Whatever it was, it was made of metal and yes, a lot of it had rusted away. But parts of it were still shiny, even though it had clearly been buried in the sand for a long time. The flash flood must have uncovered it, or at least, uncovered part of it. It looked like the top part of something much bigger that was still buried.

Brent thought it might be a crashed airplane. It had a roughly cylindrical shape. Part of the top of it had been eroded away but the side walls still rose up like steepled fingers to form a series of huge arches. The surface of the object was pitted and scratched by time and weather, but it looked like it had once been very smooth, even aerodynamic.
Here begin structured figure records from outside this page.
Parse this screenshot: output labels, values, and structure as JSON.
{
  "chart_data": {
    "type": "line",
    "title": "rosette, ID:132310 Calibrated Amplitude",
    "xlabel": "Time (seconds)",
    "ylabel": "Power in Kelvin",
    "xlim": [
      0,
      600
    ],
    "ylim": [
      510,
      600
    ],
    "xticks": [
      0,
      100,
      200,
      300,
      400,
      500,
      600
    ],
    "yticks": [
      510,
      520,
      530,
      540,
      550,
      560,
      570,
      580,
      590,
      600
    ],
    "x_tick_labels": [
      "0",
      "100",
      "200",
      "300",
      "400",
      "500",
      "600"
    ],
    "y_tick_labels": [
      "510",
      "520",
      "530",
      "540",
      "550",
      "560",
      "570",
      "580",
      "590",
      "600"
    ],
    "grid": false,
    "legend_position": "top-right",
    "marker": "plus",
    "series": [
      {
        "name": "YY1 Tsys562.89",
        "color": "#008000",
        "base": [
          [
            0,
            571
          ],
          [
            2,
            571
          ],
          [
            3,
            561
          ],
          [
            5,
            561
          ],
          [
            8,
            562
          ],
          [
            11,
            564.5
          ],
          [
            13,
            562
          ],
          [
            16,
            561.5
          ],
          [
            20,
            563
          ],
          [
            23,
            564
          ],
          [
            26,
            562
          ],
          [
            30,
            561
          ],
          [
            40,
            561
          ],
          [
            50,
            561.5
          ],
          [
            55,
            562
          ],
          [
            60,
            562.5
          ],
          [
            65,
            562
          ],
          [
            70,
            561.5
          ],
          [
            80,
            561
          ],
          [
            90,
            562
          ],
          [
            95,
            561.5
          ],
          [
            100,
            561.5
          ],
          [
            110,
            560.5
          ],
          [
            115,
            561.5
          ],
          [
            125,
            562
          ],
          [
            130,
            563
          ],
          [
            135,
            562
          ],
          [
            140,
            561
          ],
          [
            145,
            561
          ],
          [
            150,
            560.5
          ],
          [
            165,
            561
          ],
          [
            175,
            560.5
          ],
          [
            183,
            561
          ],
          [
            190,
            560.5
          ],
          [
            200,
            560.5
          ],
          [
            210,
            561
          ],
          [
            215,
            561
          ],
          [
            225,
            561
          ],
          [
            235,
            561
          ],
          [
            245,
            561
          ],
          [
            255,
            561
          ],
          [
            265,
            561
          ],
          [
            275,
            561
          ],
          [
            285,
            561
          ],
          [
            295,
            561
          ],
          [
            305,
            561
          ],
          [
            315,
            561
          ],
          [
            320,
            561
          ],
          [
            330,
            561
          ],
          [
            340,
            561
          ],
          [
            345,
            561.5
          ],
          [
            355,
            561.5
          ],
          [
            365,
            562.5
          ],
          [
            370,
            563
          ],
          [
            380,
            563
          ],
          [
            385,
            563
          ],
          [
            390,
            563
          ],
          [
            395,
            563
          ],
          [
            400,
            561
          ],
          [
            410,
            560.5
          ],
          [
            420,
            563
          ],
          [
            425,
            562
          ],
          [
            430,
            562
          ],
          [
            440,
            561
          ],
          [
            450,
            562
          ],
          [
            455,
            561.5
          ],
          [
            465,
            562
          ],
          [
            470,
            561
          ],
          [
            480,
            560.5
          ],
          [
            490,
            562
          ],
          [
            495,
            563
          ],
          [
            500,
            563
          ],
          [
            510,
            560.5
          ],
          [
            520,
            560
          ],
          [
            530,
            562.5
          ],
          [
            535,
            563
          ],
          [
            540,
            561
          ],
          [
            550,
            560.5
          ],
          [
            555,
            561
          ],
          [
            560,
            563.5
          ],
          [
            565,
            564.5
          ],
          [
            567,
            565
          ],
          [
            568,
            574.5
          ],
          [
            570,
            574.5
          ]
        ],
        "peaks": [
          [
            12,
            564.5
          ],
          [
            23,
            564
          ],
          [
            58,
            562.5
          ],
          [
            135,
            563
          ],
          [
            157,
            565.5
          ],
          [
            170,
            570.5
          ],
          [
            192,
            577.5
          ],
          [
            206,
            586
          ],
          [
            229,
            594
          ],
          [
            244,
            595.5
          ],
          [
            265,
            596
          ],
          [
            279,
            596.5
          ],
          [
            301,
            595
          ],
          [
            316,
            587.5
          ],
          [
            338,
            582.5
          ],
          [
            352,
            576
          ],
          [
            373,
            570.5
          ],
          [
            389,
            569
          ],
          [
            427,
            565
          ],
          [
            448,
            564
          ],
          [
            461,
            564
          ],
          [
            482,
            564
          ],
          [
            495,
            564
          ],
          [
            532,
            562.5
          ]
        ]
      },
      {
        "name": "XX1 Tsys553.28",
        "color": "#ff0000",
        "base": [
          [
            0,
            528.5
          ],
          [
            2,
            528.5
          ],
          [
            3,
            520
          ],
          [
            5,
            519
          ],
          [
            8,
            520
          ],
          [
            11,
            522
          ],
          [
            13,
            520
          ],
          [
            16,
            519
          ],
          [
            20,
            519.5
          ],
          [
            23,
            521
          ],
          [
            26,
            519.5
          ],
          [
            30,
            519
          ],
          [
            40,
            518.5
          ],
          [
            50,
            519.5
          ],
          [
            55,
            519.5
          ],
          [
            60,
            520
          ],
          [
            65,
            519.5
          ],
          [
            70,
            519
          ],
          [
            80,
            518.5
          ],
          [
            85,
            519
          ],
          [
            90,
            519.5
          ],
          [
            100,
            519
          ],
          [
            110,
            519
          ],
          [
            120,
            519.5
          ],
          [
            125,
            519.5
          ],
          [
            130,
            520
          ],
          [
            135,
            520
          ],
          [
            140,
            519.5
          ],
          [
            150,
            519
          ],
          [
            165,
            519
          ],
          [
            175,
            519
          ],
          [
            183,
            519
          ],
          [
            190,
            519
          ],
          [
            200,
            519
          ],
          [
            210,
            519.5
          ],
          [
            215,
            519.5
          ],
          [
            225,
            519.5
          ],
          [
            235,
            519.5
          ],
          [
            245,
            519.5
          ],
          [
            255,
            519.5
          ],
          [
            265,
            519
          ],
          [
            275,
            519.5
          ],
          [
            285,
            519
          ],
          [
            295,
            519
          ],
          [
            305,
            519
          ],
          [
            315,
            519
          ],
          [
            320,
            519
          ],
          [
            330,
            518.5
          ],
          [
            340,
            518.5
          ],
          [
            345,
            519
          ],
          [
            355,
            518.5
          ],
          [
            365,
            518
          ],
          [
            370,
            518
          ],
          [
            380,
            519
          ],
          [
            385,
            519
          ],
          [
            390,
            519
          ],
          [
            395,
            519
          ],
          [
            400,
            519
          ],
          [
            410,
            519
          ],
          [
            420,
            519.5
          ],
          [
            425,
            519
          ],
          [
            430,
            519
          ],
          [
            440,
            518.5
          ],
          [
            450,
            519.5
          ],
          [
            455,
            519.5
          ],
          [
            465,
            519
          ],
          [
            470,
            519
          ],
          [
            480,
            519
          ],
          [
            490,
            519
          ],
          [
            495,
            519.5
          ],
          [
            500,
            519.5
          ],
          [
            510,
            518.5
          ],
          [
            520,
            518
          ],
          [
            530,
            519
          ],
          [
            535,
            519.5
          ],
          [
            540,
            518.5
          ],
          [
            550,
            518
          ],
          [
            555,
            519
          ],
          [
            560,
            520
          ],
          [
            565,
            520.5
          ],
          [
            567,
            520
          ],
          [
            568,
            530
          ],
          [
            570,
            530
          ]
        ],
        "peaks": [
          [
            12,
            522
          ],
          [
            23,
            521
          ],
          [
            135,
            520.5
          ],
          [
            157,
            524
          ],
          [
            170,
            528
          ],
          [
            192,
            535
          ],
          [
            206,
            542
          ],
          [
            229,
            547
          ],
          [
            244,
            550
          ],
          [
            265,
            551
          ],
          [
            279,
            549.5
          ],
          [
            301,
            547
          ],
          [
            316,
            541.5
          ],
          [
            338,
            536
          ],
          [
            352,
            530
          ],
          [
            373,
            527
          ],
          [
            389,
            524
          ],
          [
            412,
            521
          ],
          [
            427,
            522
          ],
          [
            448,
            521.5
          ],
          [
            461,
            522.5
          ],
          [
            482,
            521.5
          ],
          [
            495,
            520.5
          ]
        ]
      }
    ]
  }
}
It lay across the ravine running perpendicular to the course of the flood. It looked like the water had tried to go around it, failed, and then just gone over it instead. Looking down through one of the arches Brent saw puddles of water inside that hadn't even evaporated yet. "What is it?" Brent asked.

"I don't know," Dad confessed. He moved closer. Brent started to follow but his dad put up one hand to stop him. "Just let me check it out first."

Maggie came up beside Brent as Dad stepped through one of the arches, into part of the cylinder that was still mostly intact.

"Is this going to take long?" she asked, but before Brent could answer a hundred dusty-winged birds came swooping out of the cylinder and flapped vehemently away. One came close enough to brush Brent's cheek with its wingtip.

"Dad!" he called. "Dad!"

He rushed forward, through the arch - and immediately stopped.

And shivered.

The air under the arch was at least twenty degrees cooler than the air outside. Shade in the desert was always a startling thing, but this was different. It felt like he'd stepped into an air conditioned hotel lobby. Yet the arch was open to the outside air, and he could still feel the sun beating down on his shoulders.

He couldn't explain it. He couldn't even begin to think of how that might be possible.

"Dad?" he asked, and stepped further inside.